2019年1月号掲載
「10%消費税」が日本経済を破壊する 今こそ真の「税と社会保障の一体改革」を
著者紹介
概要
消費税率8%から10%へ ―― 。2019年10月に実施が予定される消費増税は、日本経済に“破壊的ダメージ”をもたらす、と著者は言う。なぜか? その証拠を、デフレ不況の引き金を引いた1997年の5%消費増税や、2014年の8%消費増税時のデータを引きつつ示す。そして、日本経済を真に再生させるための道筋を描く。
要約
消費税8%で庶民が貧困化した
2019年10月、消費税が10%になる予定である。
この消費増税は確実に、日本経済に破壊的ダメージをもたらす。国民はますます貧困化し、財政はさらに悪化していくこととなる ―― 。
一世帯あたり年間34万円も貧しくなった
2009~2012年、日本経済がどん底だった頃、株価の日経平均は1万円を割り込んでいた。ところが今は、2万円を上回る。各メディアはこの状況を、日本経済は素晴らしい景気状況にあるという「イメージ」でもって好意的に報道した。

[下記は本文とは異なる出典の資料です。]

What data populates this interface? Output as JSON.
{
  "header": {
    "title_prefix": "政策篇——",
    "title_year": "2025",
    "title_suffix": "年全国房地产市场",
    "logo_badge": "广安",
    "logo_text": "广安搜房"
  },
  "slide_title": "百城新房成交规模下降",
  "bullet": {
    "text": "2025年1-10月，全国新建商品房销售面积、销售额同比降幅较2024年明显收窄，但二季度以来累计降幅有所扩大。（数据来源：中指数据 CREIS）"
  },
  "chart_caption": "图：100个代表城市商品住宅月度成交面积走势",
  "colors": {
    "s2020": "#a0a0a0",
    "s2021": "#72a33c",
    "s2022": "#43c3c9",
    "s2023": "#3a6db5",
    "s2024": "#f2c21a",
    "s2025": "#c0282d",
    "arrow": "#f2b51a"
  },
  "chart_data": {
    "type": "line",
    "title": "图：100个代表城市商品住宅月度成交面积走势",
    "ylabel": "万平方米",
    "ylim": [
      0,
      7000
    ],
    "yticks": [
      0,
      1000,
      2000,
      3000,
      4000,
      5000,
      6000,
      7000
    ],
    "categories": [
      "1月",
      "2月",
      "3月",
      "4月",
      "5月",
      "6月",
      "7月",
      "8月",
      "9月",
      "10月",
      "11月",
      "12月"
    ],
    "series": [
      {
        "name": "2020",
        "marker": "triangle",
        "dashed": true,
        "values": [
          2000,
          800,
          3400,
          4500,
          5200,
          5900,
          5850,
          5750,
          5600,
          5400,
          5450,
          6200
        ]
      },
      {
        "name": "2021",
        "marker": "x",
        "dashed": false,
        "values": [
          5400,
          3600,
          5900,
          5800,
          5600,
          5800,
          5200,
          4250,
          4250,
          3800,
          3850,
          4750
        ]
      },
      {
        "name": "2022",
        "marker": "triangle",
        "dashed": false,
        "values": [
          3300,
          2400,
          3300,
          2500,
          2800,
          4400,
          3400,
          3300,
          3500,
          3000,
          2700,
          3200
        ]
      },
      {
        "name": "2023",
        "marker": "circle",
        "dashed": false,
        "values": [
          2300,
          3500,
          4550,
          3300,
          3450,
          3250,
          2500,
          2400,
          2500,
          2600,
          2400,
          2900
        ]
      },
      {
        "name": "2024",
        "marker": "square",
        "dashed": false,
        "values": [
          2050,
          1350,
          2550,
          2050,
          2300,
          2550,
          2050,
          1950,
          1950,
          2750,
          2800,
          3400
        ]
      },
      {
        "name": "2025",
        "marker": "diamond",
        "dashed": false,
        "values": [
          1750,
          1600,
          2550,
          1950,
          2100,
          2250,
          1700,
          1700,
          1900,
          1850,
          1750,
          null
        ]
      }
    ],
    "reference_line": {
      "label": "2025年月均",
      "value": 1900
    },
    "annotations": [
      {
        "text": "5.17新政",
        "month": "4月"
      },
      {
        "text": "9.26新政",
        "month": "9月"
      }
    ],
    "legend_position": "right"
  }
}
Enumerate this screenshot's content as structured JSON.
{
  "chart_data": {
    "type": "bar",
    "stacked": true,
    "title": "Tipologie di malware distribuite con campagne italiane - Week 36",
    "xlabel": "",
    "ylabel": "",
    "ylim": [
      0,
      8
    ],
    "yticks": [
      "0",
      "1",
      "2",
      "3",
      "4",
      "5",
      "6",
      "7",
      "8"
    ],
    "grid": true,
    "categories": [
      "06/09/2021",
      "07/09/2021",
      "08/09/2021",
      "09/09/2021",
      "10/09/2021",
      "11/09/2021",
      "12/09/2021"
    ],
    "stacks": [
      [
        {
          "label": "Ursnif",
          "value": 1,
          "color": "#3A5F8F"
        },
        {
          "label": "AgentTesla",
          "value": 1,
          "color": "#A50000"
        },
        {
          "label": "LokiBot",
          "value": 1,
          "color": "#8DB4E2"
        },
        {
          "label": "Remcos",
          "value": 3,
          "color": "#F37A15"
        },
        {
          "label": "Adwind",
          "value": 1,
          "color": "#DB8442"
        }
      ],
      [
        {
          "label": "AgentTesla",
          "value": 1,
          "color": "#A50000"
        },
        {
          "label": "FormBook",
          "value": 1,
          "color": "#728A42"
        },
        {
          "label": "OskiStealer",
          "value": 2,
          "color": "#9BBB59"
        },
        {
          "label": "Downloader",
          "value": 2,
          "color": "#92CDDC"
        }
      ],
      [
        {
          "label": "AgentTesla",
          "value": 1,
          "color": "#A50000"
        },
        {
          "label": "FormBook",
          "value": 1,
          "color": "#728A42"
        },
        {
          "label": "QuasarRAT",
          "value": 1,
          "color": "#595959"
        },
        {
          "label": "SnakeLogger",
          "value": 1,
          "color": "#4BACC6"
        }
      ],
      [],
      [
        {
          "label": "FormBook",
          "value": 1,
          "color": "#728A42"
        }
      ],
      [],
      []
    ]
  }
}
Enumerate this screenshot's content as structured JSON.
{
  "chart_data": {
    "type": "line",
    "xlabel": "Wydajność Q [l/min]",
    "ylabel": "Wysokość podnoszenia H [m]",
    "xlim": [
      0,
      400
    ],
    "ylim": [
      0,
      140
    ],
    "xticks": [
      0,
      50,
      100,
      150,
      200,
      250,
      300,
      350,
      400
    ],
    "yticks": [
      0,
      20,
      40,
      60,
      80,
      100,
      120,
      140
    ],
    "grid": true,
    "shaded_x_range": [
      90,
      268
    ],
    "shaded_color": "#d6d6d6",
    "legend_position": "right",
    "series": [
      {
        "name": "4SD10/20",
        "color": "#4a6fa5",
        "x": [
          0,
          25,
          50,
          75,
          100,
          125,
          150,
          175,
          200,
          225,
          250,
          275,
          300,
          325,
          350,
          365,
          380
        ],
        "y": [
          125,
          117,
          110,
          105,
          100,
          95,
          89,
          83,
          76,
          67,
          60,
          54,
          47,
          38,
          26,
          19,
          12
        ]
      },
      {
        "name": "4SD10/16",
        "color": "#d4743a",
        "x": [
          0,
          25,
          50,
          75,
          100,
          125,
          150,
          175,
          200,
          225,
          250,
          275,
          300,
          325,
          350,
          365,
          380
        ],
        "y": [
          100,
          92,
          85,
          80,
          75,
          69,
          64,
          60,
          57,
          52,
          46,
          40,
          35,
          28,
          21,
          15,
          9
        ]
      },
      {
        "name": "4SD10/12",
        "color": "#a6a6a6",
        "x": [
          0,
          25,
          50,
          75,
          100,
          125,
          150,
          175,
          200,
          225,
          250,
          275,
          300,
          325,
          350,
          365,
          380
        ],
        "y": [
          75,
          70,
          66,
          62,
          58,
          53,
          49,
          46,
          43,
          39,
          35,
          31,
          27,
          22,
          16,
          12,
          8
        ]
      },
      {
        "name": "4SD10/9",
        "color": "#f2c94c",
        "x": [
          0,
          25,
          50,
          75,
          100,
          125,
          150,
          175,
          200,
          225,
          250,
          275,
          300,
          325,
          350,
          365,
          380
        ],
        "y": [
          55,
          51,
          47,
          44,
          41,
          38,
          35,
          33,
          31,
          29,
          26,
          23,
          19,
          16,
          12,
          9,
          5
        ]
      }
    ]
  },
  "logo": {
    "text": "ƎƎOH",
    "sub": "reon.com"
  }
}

だが、暮らしぶりが良くなったと感じる庶民は少ない。例えば、2017年の世論調査では、景気回復を「実感していない」という回答が82%に上った。庶民の景気実感は間違っているのか?
これを確認するには、「データ」を見ればよい。
2014年の8%への消費増税前後の「各世帯」の年間消費額を見ると、増税直前には、各世帯は年間369万円消費していた。しかし、増税直後から激減し、2017年には335万円に。つまり、消費増税によって年34万円(369万円→335万円)もの消費を削ることとなったのである。
経済上の良好な各指標とは裏腹に、消費増税以降、庶民の暮らしは確実に苦しくなったのだ。
日本全体の消費が冷え込んだままに
マクロ経済の状況も、消費増税以後、深刻になりつつある。
経済成長において、最も大きな役割を担うのが「消費」の拡大である。消費は経済成長における「メイン・エンジン」だ。
日本国内の消費総額(実質値)の推移を見ると、2012年の安倍内閣誕生から消費増税を行う2014年4月まで、消費は順調に増大していた。ところが、消費増税で消費は一気に縮小。増税前後で比較すれば、消費の下落幅は14兆円にのぼる。
あれから4年間、少しずつ消費は拡大しつつあるが、その回復ペースは年間約2.4兆円と極めて遅い。従って、いまだに消費増税前のピークの水準から5兆円も低い水準にしか至っていない。